If there’s one weed that I should have under control, it’s common pokeweed (Phytolacca americana). This large weed is easily controlled with cultivation if you don’t allow it to become established. But there are two places where I’ve found this perennial weed growing – the raspberry bed and the asparagus bed.
It’s not surprising that these are the two places where pokeweed has established itself. I try my best to keep these beds free from weeds but when the raspberries are tall and the asparagus has reached its 5′ height, I tend to miss some of them. Pokeweed is one I missed.
Pokeweed is a huge plant, growing from 3-10′ tall, that tends to grow in hedgerows, by fences, along the edges of fields and in other places where it can grow undisturbed, i.e. asparagus and raspberry beds! The plant is propagated by seeds that can remain viable in the ground for 40 years. The seeds spout in spring and early summer and grow quickly into large plants. But what you don’t see is that the plants are also growing a large taproot that can be 4″ wide and 12″ long. The leaves of pokeweed are either egg or lance shaped, often with a reddish tint on the underside as they mature.
In the summer pokeweed developes inflorescences that are long and covered with small white flowers. These flowers develop into berries that are a dark purple/black when mature. Each one of these berries has about 10 seeds inside of it. Pokeweed is spread by birds eating the berries and leaving the undamaged seeds in their droppings.
What sets pokeweed apart from most other weeds is that all parts of the plant are poisonous. The root is the most poisonous, the leaves and stems are intermediary (the level of toxin increases with maturity) and the berries have the least toxicity. However, there are reports of children being poisoned by the berries so, while less toxic, they’re still dangerous. The primary toxic compounds are phytolaccine, formic acid, tannin, and resin acid which cause gastrointestinal irritation but may also cause mutations and birth defects. Since these chemicals can be absorbed through the skin, it’s a good idea to not pull the plants with bare hands.
While this is a poisonous plant, in the South the young shoots are often eaten as a green that’s said to taste like either asparagus or spinach.
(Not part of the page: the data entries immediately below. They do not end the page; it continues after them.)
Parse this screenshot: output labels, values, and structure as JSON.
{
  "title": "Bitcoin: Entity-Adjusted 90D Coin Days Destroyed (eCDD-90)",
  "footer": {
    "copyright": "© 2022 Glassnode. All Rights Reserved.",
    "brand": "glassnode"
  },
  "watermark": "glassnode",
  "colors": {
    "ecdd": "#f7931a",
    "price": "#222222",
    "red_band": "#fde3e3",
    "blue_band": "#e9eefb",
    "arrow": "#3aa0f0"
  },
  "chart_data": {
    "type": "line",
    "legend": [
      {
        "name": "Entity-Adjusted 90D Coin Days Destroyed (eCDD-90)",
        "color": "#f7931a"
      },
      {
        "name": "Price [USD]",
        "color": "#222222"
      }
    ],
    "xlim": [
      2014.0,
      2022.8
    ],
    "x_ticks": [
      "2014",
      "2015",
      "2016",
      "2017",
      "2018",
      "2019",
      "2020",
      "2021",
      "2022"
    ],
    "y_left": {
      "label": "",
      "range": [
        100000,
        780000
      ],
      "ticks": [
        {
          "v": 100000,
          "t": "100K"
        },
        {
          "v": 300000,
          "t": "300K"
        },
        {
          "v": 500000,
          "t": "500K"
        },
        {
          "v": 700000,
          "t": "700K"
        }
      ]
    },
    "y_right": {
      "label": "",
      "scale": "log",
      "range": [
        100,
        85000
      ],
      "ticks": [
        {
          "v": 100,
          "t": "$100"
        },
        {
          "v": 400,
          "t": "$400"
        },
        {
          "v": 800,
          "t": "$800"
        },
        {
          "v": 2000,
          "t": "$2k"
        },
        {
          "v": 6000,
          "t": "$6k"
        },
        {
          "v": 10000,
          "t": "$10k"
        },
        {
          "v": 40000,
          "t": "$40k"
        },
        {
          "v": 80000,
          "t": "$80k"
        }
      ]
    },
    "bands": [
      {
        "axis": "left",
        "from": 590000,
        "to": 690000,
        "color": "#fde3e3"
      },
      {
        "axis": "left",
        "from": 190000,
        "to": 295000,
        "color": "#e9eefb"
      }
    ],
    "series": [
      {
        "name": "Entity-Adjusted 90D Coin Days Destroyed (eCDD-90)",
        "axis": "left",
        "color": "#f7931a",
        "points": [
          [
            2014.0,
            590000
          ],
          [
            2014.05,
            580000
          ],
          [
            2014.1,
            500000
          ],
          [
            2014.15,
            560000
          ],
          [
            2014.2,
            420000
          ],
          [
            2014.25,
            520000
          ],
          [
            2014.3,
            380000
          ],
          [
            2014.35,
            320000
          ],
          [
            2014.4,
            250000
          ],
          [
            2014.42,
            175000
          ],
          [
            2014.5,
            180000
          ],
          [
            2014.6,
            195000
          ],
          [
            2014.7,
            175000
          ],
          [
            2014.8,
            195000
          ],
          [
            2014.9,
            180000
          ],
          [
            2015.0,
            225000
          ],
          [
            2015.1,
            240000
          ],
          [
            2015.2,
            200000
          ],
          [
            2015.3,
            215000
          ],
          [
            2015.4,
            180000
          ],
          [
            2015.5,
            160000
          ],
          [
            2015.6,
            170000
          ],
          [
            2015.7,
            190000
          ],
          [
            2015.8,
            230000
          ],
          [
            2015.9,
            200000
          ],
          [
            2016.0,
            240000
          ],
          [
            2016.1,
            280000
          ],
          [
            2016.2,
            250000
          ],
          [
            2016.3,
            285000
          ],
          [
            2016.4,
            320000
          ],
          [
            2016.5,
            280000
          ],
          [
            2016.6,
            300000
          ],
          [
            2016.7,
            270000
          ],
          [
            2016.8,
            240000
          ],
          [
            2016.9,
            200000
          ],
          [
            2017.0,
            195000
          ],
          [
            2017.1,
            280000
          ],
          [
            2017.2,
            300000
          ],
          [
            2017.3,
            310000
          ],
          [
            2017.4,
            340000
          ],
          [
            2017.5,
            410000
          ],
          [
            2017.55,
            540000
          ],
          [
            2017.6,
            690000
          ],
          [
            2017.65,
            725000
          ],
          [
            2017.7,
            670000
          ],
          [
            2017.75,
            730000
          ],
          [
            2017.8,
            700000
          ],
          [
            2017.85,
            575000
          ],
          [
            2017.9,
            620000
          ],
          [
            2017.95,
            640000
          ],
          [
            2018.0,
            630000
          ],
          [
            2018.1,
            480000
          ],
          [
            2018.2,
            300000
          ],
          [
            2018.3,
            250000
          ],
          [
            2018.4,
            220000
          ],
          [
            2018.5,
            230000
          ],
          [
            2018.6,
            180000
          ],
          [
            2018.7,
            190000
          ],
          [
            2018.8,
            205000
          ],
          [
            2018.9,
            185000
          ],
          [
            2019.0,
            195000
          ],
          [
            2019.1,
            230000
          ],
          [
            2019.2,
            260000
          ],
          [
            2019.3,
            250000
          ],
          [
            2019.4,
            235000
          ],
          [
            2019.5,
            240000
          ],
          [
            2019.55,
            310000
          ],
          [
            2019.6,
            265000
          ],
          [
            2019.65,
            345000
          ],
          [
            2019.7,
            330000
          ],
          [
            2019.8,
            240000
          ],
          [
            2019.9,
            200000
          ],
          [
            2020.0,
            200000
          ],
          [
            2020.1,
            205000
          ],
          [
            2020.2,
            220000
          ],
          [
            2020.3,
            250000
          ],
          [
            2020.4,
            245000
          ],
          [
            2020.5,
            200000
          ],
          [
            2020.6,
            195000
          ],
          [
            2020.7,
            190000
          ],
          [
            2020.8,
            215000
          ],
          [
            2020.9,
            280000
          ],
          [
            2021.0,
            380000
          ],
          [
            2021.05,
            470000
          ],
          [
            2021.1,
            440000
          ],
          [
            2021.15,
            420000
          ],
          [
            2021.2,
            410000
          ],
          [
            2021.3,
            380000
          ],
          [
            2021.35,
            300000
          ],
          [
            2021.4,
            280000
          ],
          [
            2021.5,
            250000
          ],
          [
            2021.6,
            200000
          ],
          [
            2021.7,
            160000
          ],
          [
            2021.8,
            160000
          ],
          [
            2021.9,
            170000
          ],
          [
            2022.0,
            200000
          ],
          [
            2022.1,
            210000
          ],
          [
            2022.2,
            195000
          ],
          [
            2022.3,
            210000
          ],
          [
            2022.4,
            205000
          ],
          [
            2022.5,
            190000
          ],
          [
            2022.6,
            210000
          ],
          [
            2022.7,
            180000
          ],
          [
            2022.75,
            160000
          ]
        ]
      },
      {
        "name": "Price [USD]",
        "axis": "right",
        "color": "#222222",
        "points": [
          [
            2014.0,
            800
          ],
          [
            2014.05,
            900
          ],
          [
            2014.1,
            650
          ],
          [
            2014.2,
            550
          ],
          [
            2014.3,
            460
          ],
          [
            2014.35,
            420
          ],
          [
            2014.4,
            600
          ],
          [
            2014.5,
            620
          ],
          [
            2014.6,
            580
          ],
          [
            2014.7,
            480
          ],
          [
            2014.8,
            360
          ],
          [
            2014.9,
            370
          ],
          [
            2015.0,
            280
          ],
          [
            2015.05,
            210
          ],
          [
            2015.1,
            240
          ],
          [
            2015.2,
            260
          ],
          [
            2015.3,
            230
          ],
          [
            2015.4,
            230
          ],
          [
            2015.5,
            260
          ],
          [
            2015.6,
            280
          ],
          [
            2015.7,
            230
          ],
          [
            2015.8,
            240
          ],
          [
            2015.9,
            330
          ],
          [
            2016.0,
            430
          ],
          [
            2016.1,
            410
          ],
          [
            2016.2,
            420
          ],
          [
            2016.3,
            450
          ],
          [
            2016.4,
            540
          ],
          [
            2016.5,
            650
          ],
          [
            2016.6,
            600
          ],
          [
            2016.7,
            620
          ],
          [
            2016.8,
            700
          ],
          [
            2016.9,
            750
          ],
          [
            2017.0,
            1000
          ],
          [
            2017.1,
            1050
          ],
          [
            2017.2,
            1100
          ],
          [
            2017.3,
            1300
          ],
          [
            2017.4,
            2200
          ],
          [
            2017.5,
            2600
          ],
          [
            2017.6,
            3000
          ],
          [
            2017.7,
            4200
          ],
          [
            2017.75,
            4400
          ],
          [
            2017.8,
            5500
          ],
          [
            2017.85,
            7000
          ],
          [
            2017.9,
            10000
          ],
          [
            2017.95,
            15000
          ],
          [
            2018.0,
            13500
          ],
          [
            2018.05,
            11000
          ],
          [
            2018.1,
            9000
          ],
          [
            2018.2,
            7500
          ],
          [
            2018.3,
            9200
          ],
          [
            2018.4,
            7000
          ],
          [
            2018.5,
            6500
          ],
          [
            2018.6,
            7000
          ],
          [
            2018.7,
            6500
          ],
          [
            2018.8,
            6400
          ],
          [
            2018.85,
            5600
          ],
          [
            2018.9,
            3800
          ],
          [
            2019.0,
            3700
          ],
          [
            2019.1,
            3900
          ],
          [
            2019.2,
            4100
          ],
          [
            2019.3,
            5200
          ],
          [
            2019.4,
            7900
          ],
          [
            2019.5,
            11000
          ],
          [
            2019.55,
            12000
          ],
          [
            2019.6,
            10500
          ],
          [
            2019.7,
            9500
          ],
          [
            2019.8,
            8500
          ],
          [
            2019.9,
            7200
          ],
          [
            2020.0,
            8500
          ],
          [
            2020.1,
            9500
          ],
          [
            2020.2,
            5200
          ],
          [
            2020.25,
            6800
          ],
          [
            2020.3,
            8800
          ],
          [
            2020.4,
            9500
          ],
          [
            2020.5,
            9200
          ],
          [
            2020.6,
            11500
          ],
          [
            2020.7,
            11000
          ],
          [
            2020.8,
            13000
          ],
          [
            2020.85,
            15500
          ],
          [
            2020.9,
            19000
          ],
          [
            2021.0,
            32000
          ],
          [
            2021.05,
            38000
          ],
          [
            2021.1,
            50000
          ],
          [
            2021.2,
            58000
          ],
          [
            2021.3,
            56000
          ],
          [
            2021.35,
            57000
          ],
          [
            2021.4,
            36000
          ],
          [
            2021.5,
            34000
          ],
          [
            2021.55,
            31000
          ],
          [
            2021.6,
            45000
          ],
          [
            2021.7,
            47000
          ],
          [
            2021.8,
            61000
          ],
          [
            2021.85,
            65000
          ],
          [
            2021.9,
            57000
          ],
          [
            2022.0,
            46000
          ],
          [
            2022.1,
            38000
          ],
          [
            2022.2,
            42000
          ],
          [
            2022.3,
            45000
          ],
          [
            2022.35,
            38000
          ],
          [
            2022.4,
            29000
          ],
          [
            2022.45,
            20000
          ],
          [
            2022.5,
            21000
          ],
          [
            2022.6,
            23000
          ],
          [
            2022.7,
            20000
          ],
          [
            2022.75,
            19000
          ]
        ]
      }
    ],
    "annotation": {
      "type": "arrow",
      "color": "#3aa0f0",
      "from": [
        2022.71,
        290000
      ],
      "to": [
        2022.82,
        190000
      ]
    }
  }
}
There are also some who make pies or jelly from the berries. Personally, I would never eat this weed and am not recommending that anyone try it given its poisonous nature!
The other interesting thing about pokeweed is that it appears as an herbal remedy and is said to treat rheumatoid arthritis, tonsillitis, mumps, swollen glands, bronchitis and constipation. Once again, I’m not going to ingest this weed no matter what cures it promises to deliver.
Apart from the folklore about pokeweed, scientist have isolated one protein in it called pokeweed antiviral protein (PAP) which has shown anti-tumor effects on mice and antiviral effects on herpes and HIV in vitro and in animal studies. While this protein shows some possible medical uses, PAP is now made synthetically because the PAP extracted from pokeweed was often impure and contained the poisonous elements of this weed.
In the garden, pokeweed really isn’t a big problem unless you allow it to establish itself like I did. You can use a shovel and cut through the taproot of large plants to remove them; this will usually kill it. The one pokeweed I have right now is growing in the middle of an asparagus clump so I can’t dig it out. I figure I’ll keep pulling off new shoots as they develop. I also might cut the shoots and put a few drops of full-strength RoundUp into the hollow stems.
The best trick for controlling pokeweed is to keep up with the weed, pulling or cultivating it when you see it and not allowing the fruits to form. But given the fact that this weed grows all over the area, a few seeds will always end up in the garden and yard (thank you birds!). Pokeweed is something that’ll always be finding its way into the garden – I just need to keep a step ahead of it.